Naderzad wrote that Iranian Film Daily was conceived “within a business perspective” with both industry professionals (distributors and producers) and foreign cinema fans in mind, and the latter might want to check it out for its features on up-and-coming filmmakers in particular. Certainly the latest film by Iranian-American filmmaker Ramin Bahrani is of interest, but “99 Homes” has Michael Shannon and Andrew Garfield as a possible audience attraction. “Buttercup Bill,” the directorial debut by female Iranian-American filmmaker Emilie Richard-Froozan, on the other hand, might get lost in the shuffle if it doesn’t have anyone to draw attention to it. Here’s Naderzad’s piece on the film (which, interesting side note, is co-directed by singer Tony Bennett’s granddaughter Remy):
In the course of ninety-five minutes “Buttercup Bill,” described by the production as “psychosexual dark romance,” unspools its disquieting tale about two childhood friends, Patrick and Pernilla (they’re more like siblings separated at birth) who reunite after a tragedy. Images of their past and present are hurled at us, dream-like, while drug-fuelled hazes and memories control their every moment together. They struggle to suppress what is within although clearly, their utmost yearning is for one another. And yet, there is a reason why they should remain forever apart.

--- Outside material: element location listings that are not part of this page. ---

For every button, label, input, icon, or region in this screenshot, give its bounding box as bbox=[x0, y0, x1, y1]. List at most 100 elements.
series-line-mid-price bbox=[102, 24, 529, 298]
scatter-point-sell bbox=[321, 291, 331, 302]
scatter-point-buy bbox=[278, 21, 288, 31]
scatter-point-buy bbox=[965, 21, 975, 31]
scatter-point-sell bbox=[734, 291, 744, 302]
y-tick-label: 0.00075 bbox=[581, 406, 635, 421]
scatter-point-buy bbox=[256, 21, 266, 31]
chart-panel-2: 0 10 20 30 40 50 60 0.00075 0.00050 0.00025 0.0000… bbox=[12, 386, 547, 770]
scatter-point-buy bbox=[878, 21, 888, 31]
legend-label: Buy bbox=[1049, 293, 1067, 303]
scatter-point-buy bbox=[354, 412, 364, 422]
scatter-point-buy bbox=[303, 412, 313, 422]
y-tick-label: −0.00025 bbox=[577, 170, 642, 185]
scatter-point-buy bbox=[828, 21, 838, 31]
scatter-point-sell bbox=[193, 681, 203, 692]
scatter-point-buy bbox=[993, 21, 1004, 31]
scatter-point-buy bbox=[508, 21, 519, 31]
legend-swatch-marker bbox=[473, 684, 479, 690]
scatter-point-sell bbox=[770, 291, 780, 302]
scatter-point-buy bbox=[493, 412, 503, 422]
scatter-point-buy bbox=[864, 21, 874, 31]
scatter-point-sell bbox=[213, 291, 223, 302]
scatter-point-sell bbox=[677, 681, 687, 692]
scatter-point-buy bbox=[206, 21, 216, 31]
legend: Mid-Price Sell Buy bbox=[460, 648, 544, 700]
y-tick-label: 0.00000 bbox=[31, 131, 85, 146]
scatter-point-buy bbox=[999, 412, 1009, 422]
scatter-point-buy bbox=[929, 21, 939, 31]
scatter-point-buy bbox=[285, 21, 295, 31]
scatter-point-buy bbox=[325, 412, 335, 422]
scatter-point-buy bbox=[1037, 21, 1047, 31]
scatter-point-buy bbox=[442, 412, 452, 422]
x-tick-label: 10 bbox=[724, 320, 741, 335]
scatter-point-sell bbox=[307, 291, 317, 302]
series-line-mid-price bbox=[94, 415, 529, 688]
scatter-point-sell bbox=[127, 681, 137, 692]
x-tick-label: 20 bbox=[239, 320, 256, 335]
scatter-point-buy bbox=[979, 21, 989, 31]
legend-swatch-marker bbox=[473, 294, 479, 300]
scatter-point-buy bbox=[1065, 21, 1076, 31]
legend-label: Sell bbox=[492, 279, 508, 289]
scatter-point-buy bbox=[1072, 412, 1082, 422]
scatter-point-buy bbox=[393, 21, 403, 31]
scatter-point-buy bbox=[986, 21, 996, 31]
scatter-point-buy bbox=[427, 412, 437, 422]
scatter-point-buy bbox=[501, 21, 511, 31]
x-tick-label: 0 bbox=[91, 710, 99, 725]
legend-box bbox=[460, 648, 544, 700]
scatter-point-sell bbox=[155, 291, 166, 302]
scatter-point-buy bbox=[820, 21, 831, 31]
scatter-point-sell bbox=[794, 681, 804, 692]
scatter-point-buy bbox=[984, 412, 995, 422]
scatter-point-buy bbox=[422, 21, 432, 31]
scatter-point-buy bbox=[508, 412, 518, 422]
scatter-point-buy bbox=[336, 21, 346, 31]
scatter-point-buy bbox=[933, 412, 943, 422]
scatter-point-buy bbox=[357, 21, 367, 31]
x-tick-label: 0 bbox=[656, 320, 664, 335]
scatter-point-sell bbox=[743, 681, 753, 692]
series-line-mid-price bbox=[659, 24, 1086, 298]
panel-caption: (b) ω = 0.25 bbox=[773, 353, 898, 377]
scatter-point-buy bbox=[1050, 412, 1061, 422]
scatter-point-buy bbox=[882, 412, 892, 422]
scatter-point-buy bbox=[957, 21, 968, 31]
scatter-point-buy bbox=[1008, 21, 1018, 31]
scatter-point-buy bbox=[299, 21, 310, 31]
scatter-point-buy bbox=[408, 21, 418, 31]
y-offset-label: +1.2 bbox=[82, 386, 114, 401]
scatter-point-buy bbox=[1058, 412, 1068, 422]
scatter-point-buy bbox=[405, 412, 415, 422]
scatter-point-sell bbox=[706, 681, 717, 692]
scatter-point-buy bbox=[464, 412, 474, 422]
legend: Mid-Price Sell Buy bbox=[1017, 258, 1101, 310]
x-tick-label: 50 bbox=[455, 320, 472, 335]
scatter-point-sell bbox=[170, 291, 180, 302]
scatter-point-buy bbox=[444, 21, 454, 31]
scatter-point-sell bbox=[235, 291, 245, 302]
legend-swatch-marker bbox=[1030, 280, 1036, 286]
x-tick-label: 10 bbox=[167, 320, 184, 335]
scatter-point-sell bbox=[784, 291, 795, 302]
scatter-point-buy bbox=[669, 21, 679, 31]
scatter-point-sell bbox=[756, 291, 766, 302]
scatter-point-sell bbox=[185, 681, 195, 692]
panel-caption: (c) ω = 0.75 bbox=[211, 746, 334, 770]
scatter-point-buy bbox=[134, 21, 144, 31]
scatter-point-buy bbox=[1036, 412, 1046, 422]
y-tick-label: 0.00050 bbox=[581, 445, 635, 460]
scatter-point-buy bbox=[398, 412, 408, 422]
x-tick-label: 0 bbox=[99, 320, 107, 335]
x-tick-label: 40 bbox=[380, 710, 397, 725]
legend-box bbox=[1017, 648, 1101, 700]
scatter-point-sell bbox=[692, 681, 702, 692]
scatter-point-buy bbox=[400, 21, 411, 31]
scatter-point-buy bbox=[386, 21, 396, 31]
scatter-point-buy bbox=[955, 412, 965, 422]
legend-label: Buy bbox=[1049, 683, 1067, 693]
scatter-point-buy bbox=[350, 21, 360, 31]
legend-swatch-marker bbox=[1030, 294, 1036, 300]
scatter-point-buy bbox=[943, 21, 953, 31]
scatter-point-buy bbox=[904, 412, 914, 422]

The site is also a valuable resource for learning about what’s actually cleaning up at the box office in Iran. Naderzad writes that model/actress Elnaz Shakerdoost’s films are reminiscent of bad Latino telenovelas, but her films are consistently popular, and that might not necessarily be a bad thing:
Shakerdoost has appeared in dozens of films, each more forgettable than the other, but nevertheless very viable commercially according to several Iranian film journalists I reached out to. And, as the theory goes, so long as mainstream cinema thrives there will be financing for Iranian art-house fare, also. And so although Elnaz Shakerdoost will probably not appear in the next Samira Makhmalbaf film or walk down the red carpet at Cannes, dismissing her entirely as a major-league slashie would be to miss the point: Shakerdoost is an important player, perhaps the most important one, in Iran’s film industry. A careful glance at the numbers led to the following likelihood: if it’s a film with Shakerdoost in it, it’ll probably have a jumbo-size budget and clean up at the box office.